I like the idea of hospice. They are trained for care, not cure. They help a person die a natural death, rather than unnecessarily prolonging life. They don’t do assisted suicide, but they don’t do feeding tubes and ventilators either.

But I don’t like it in a way. I don’t like that there has to be a division between them and the rest of the medical profession.

I have a friend who trained to be a nurse. She learned nothing about what the dying process is – what the signs are, what is normal, what to do. She’s asking me what the signs are, what happens.

There is also a misunderstanding about what hospice does. When my Mom was dying, I assumed that the very infrequent visits from the hospice team were because we were on Tenncare. I was used to us getting the short end of the stick, the last of the loaf. I was used to having to sit in clinics for hours for treatment for everything. So seeing a nurse for about thirty minutes every day seemed par for the course. Having a “bank” of time for a sitter seemed normal too. There was a total of 20 hours I could use, so I had to be careful how I budgeted it.

Turns out that is the way it goes. From reading up more, and from the stories from my mother-in-law having hospice care, we weren’t unusual.

When you call hospice, they are there to help, but the family members are the primary caregivers.
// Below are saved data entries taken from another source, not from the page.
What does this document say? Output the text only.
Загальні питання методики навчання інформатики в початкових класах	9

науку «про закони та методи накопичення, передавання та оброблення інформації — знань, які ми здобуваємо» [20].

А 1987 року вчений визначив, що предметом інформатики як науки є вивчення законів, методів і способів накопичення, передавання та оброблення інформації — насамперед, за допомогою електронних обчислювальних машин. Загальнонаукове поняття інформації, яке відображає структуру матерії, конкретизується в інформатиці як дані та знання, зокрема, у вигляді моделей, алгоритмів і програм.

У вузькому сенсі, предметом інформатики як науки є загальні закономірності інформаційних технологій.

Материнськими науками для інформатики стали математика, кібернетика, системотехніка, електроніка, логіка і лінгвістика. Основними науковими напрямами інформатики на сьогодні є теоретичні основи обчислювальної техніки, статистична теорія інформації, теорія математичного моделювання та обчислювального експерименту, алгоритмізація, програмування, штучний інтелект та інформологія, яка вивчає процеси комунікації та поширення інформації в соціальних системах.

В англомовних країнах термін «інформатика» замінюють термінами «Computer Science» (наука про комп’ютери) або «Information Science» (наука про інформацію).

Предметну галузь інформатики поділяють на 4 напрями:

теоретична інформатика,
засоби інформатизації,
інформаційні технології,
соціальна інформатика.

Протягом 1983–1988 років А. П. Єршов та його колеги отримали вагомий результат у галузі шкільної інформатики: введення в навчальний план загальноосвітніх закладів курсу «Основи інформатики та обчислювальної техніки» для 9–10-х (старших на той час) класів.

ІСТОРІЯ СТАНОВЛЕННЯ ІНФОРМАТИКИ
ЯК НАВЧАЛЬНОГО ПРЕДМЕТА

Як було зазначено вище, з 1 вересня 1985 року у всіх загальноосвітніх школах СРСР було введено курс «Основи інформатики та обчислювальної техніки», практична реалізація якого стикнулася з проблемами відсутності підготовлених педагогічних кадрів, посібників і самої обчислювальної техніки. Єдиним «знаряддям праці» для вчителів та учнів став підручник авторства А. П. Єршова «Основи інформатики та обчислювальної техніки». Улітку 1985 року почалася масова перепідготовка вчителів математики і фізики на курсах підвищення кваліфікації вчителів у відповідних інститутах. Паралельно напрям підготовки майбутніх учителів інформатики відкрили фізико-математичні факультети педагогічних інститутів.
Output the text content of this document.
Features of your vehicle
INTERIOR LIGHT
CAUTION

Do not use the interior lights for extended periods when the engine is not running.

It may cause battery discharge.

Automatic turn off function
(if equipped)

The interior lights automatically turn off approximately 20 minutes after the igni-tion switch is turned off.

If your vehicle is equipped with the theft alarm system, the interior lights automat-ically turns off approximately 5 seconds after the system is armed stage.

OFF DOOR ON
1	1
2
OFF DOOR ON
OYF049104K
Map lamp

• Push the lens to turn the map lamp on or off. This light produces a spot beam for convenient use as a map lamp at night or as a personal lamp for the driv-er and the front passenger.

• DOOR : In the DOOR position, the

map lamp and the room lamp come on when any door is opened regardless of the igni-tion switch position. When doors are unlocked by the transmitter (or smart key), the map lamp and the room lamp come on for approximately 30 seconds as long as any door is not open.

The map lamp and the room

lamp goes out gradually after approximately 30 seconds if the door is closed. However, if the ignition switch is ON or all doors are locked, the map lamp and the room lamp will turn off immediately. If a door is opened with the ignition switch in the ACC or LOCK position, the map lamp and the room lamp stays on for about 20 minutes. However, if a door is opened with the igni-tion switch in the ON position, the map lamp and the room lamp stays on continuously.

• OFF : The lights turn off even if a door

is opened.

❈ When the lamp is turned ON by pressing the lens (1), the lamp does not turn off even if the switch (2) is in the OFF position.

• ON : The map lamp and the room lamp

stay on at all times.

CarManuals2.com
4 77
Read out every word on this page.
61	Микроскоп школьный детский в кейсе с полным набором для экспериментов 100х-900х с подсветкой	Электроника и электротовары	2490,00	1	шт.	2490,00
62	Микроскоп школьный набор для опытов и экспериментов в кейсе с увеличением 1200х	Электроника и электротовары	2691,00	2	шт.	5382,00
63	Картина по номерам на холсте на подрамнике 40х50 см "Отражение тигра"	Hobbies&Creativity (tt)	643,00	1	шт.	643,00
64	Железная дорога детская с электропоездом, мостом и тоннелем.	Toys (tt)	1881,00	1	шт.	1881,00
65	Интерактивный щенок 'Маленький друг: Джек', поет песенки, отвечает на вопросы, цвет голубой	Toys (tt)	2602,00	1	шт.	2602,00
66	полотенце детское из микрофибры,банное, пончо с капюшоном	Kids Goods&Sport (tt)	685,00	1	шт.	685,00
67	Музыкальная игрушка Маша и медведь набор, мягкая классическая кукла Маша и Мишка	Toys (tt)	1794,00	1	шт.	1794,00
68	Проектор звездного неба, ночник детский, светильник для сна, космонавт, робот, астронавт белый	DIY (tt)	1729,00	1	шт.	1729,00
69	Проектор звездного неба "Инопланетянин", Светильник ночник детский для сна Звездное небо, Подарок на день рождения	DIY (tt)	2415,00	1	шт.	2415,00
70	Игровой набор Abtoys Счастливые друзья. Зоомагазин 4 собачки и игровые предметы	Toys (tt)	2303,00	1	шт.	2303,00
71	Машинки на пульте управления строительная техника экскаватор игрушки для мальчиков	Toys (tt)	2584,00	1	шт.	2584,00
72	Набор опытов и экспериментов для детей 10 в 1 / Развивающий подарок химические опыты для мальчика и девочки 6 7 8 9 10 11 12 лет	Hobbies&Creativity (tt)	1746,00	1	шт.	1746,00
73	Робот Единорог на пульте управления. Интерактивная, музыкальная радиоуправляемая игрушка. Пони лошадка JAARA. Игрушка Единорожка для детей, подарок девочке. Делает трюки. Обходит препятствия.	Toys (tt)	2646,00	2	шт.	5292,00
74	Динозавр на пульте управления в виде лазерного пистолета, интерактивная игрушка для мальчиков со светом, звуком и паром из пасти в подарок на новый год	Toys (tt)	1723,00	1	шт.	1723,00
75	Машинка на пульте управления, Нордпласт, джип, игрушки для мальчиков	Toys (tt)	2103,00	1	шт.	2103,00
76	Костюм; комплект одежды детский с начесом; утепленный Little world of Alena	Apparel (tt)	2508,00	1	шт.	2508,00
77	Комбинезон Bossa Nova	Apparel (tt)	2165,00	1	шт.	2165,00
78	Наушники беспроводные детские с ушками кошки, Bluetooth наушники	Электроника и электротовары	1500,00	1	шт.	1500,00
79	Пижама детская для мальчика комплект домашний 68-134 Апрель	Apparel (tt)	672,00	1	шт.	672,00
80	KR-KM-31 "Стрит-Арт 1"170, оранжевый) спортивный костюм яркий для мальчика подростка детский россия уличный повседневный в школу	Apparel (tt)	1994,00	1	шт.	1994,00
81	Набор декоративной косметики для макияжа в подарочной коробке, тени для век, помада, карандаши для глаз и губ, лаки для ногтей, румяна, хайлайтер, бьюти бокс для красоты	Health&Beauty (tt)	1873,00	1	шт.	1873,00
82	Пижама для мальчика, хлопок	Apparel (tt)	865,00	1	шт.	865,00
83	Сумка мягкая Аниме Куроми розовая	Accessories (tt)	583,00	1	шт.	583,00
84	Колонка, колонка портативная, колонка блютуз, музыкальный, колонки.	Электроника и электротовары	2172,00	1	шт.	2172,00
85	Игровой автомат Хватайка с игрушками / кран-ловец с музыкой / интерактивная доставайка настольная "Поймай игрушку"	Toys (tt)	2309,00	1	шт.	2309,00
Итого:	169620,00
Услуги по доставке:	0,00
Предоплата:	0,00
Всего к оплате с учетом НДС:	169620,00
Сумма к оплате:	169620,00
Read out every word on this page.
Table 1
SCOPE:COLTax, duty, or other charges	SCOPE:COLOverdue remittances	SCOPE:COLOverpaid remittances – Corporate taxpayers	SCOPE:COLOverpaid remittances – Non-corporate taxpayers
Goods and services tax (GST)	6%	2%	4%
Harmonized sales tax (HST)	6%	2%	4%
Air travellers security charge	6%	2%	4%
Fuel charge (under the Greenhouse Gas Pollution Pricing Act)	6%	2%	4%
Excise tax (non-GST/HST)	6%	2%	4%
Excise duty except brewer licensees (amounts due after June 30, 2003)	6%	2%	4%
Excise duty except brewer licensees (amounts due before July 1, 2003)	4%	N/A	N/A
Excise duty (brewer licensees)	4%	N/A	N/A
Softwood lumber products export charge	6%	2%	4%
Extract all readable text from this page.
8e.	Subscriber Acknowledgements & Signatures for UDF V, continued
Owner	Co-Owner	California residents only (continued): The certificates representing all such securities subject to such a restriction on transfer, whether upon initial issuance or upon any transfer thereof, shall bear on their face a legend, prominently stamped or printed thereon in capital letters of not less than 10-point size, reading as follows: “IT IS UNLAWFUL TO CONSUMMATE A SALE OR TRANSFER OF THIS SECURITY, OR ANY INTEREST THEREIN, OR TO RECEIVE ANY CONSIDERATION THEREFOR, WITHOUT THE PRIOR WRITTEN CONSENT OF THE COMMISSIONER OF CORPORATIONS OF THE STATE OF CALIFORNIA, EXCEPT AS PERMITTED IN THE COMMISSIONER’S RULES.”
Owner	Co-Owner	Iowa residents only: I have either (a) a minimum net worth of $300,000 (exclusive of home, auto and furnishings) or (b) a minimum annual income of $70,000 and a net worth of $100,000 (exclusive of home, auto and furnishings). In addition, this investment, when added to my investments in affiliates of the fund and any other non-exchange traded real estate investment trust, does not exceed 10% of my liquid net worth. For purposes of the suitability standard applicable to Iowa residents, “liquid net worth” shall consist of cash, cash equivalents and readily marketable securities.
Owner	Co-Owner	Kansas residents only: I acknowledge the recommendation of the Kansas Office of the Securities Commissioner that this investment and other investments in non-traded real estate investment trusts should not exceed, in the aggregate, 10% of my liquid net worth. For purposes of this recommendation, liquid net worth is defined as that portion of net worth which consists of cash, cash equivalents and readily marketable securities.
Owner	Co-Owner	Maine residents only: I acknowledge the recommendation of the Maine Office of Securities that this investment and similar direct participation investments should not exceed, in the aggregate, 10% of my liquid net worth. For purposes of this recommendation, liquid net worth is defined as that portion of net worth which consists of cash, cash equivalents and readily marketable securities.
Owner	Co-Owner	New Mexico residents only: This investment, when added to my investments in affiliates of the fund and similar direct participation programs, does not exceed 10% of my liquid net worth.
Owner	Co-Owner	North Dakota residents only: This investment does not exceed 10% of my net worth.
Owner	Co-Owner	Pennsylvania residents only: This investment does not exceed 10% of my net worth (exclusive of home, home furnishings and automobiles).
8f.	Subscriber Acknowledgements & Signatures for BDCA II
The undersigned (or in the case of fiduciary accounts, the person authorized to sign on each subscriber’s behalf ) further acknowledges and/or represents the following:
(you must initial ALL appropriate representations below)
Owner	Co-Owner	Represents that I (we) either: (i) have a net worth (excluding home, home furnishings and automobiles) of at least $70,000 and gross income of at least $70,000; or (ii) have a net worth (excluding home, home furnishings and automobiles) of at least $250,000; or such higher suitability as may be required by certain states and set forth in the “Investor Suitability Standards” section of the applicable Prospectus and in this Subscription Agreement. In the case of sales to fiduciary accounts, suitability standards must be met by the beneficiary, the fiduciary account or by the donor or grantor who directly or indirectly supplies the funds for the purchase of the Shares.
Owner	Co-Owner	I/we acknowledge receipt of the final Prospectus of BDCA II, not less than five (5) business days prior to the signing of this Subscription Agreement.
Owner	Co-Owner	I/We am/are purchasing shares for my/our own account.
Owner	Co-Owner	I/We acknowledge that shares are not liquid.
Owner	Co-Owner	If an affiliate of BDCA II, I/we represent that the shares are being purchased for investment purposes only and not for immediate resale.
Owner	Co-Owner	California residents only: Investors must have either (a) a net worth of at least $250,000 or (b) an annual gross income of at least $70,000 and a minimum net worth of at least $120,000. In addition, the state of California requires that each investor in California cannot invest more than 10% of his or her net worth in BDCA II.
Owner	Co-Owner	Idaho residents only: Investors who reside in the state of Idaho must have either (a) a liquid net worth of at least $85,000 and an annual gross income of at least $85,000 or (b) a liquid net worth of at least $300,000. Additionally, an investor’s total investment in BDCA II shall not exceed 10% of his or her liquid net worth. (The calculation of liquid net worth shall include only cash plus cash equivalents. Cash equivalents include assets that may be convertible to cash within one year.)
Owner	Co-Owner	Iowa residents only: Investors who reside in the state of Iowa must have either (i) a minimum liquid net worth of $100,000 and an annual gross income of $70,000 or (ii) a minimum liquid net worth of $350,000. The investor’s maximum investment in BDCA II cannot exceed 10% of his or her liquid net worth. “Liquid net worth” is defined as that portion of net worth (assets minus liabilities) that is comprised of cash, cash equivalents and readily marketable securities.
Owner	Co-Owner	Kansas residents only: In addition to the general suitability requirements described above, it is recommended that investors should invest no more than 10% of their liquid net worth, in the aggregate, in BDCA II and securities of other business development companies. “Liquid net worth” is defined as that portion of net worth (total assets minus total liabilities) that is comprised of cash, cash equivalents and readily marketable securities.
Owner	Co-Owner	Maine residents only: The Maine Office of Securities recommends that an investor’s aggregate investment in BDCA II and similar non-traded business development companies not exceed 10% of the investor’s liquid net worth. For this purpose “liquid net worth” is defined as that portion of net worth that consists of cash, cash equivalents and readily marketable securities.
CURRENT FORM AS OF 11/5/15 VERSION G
They are drafted into service, shanghaied even. They do most of it. The nurses come by to change medicine if necessary. The rest of everything? That is on you.

They don’t sit with the patient 24 hours a day until they die. They don’t check them into a specialized hospital and care for them. It is on the family to do the heavy lifting, literally and metaphorically.

They might provide a handbook that helps. If you are lucky, all the pages are there. Sometimes they aren’t. Fortunately, these days, you can look up “Signs of death” online and get a lot of helpful advice.

Ideally, all nurses and doctors would understand that death isn’t something to be feared. It is a natural part of life. It is only scary if it is unknown – like everything else. Fear comes from ignorance – learn as much as you can and you’ll not be afraid.